SAN FRANCISCO – From her flower stand on Market Street, Patricia Lee saw the reflection of a large blade and then the feathers of a winter jacket fly through the air. An older woman knelt down.
In broad daylight on one of San Francisco’s busiest streets, two unsuspecting Asian women, one of whom was 84, had just been attacked by a man with a large military-style knife, authorities and witnesses said.
“He walked right next to me – I could have been the one stabbed,” said Ms Lee, who witnessed the attack on Tuesday afternoon. Police have arrested a 54-year-old man, Patrick Thompson, who they say carried out the attack, although the motive remains unknown.
Mr. Thompson was charged on Wednesday with attempted murder. The two women were treated for their injuries at a San Francisco hospital and their conditions were described by police as not life threatening.
In recent months, Asian Americans in the San Francisco Bay Area have been thrown to the ground, beaten and robbed – attacks that came amid a surge in anti-Asian hatred in across the country and Asian communities scapegoat for the spread. of the coronavirus.
Tuesday’s stabbing in San Francisco only added to the anxiety of much of the city’s population.
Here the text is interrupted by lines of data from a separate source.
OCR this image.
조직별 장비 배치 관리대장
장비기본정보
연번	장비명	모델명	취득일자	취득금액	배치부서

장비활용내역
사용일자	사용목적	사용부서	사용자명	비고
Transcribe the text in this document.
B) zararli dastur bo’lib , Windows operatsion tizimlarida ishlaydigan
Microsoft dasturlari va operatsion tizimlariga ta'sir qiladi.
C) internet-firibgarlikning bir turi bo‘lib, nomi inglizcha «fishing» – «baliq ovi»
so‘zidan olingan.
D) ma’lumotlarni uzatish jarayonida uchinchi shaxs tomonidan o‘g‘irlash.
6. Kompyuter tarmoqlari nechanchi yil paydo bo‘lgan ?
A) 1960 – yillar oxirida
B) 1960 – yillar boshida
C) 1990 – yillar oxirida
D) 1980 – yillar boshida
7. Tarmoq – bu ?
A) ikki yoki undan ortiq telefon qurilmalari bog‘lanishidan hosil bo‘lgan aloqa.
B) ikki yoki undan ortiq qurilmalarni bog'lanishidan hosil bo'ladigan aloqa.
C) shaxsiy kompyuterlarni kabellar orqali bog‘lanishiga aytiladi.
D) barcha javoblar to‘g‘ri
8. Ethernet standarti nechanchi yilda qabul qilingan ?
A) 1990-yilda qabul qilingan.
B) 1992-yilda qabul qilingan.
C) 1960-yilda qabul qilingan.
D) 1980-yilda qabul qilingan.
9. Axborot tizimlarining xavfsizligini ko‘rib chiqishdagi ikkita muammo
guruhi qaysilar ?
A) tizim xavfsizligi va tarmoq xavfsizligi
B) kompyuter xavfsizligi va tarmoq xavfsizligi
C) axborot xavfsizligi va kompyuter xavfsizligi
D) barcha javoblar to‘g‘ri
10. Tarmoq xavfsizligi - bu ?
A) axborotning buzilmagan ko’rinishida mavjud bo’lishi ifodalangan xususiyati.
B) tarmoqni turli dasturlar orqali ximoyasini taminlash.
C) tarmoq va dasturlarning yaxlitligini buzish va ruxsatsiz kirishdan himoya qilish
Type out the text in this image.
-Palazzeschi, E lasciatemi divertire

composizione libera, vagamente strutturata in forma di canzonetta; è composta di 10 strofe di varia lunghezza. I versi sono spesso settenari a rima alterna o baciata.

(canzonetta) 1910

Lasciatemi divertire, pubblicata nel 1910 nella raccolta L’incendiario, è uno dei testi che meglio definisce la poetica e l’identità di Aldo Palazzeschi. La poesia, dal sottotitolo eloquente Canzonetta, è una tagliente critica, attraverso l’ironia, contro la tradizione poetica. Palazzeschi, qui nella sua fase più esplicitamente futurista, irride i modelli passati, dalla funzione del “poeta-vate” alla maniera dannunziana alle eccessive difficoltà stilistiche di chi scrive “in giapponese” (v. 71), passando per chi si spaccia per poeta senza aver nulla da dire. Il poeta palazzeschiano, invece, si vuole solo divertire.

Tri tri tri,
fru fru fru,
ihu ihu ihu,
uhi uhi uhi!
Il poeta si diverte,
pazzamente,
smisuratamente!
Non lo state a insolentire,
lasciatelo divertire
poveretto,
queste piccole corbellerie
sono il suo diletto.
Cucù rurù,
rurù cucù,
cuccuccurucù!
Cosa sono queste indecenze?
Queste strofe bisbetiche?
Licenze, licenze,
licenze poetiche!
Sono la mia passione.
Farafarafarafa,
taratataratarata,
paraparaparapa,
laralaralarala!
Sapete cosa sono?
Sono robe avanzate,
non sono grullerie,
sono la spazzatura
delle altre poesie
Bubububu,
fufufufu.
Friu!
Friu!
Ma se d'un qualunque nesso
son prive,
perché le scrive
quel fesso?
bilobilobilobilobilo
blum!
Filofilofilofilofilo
San Francisco community organizations and police recently introduced a Mandarin and Cantonese hotline to report crimes and attacks.
“The community is reeling from the onslaught of brutality against helpless and fragile people,” said David Lee, a Chinese community activist in the city who is part of the same family association as the elderly victim. 84 years old. “It’s a testament to the violence, lawlessness, lack of civic responsibility and order on the streets of San Francisco right now.”
After a year of aggressive and effective measures against the coronavirus, San Francisco has opened up. About fifteen people were waiting at the bus stop on Tuesday where the two women were stabbed, a sign that the city is coming back to life. Still, many say the pandemic has contributed to two other crises: a drug overdose epidemic that has killed twice as many people in the city as the coronavirus last year, and the spate of violence against Asians.
Asian-American grandparents who spent months trapped inside during lockdowns are now afraid to go outside, said Carl Chan, president of the Oakland Chinatown Chamber of Commerce.
Mr. Chan has been one of the most prominent voices in the Chinese Bay Area community, which has expressed concern about the attacks. In a measure of how common they have become, Mr. Chan himself was assaulted on a street in Oakland last week. While on his way to the home of a 69-year-old Chinese man who was recovering from being attacked with a cane on a public bus, Mr. Chan was punched in the head by a man who called him racist insults.
“I am extremely concerned,” Chan said Wednesday of the continued violence against Asians. “We have to stand up no matter how many attacks and stop this madness.”
In many cases, police and prosecutors have struggled to establish a motive. A spokeswoman for the San Francisco District Attorney’s Office Rachel Marshall said five people in the city have been charged with anti-Asian hate crimes this year. Others have been charged with elder abuse, including a 19-year-old man who was accused of fatally assaulting Vicha Ratanapakdee, a retired bank auditor from Thailand, on a cold January morning.
Numerous assaults have taken place in and around Tenderloin, a neighborhood that grapples with some of the city’s most intractable social issues, including people with mental illness and addiction who often live on the streets.
Two attacks in March by a man identified by police as Steven Jenkins, 39, illustrate the blurred ambiguity that street conditions can bring to some of these attacks.
Authorities said Mr Jenkins attacked a 75-year-old Chinese grandmother and an 83-year-old Vietnamese man, assaults that attracted national attention because the grandmother, Xiao Zhen Xie, fought Mr Jenkins with a small board. Mr. Jenkins was arrested and charged with assault, beatings and elder abuse. He pleaded not guilty.
Lawyers for Mr Jenkins said he had been homeless for a decade and suffered from mental illness. The public defender’s office released security camera footage showing a chaotic set of circumstances leading to the point where he attacked Ms. Xie. In the video, Mr. Jenkins is punched by several people before turning to punch Ms. Xie.
“There are a lot of desperate people out there now,” said Danny Yu Chang, a travel agent from the Philippines, who was knocked out by a mugger in March as he walked into his office in downtown San. Francisco after lunch.
“I think it’s safer now to stay at home,” Yu Chang said.
A relative of Mr Vicha, the retired bank auditor who was killed in January, said he saw a progression during the pandemic that started with Asians spat and blamed for the virus, but who is then transformed into physical attacks.
“At the start of the pandemic, these were Trump-inspired and hate-filled verbal attacks,” said Vicha’s son-in-law Eric Lawson. “Now it has become violent.”
Mr. Lee, the community activist, said the constant barrage of videos and reports showing attacks on Asians was particularly draining.
“Every time we see a story that’s the worst we’ve seen, another one comes up,” he said. “There’s this escalation of horrors that never seems to stop.”
Holly Secon contributed reporting from San Francisco.